On 15 February 2011, Andreas Höglund communicated to me the results of a similar analysis he has performed with version 5.0.1 of GMP. I have not yet installed this version on any of my machines, and thus have not had the opportunity to verify his results. However, his results appear quite plausible, and are available at this address. Once I have installed GMP 5.0.1 and had a chance to analyze his results, I will have additional comments.
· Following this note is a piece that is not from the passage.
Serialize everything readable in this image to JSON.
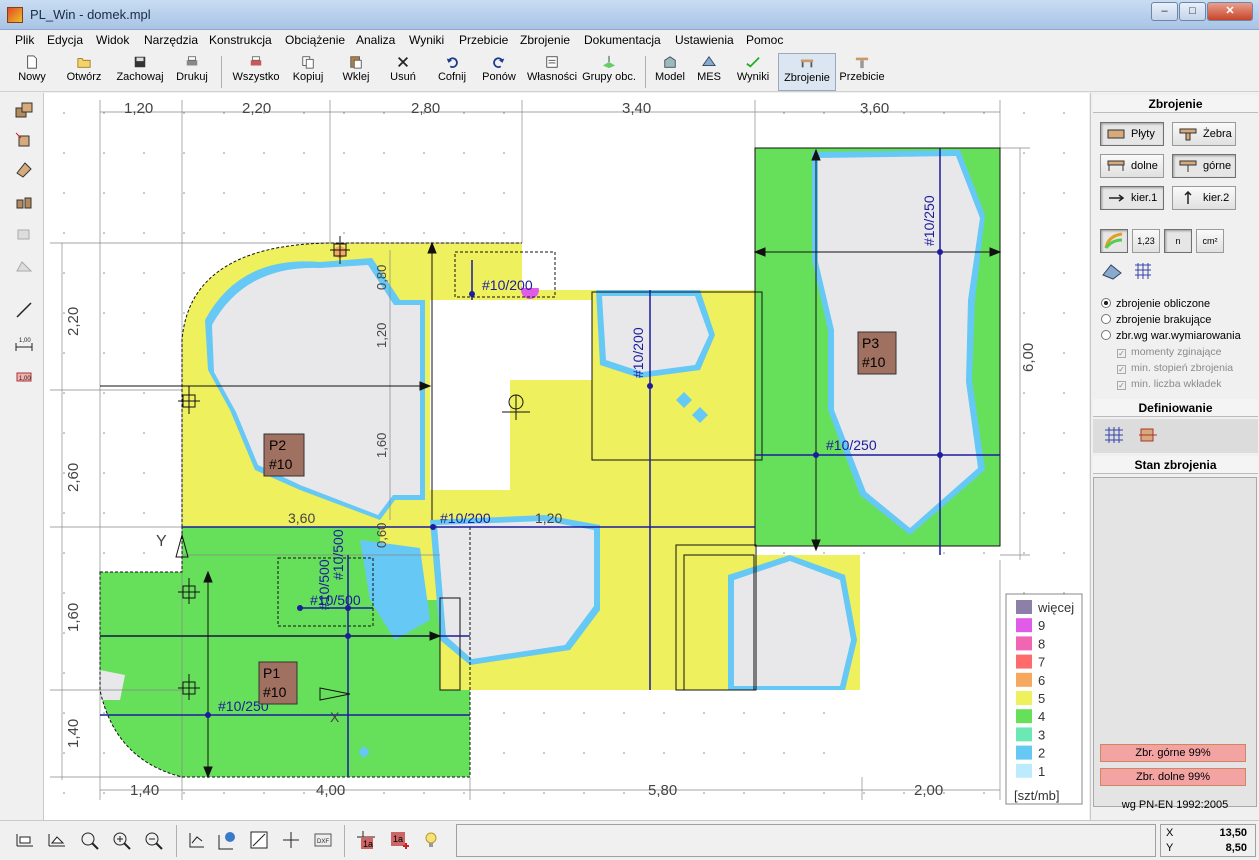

Finally, note that there is the possibility that a more effective "fast" primality test---O((ln N)^3), like the Miller-Rabin test, but with fewer pseudoprimes---can be constructed using one or more Miller-Rabin tests in conjunction with other compositeness tests of a different type. One prominent example is the Baillie-PSW algorithm (q.v.), which incorporates a compositeness test based on Lucas sequences. The author has verified (May, 2005) that, for N < 10^13, no counterexample exists for this algorithm, as implemented in bpsw1.zip, which includes source code, support routines, and a DOS/Wintel executable implementing the Baillie-PSW test. In January, 2007, with the aid of Nicely's code and William Galway's table of pseudoprimes, Martin Fuller determined that no Baillie-PSW pseudoprime (standard or strong) exists for N < 10^15. More recently, Jeff Gilchrist, using Nicely's code and a database of pseudoprimes prepared by Jan Feitsma, has verified (13 June 2009) that no Baillie-PSW pseudoprime (standard or strong) exists below 10^17. Furthermore, preliminary analysis by Gilchrist of Feitsma's database, further extended, indicates that no Baillie-PSW pseudoprime (standard or strong) exists below 2^64 (24 October 2009; double checking of this result is in progress), approximately 1.8446744e19. See The Baillie-PSW primality test for further details.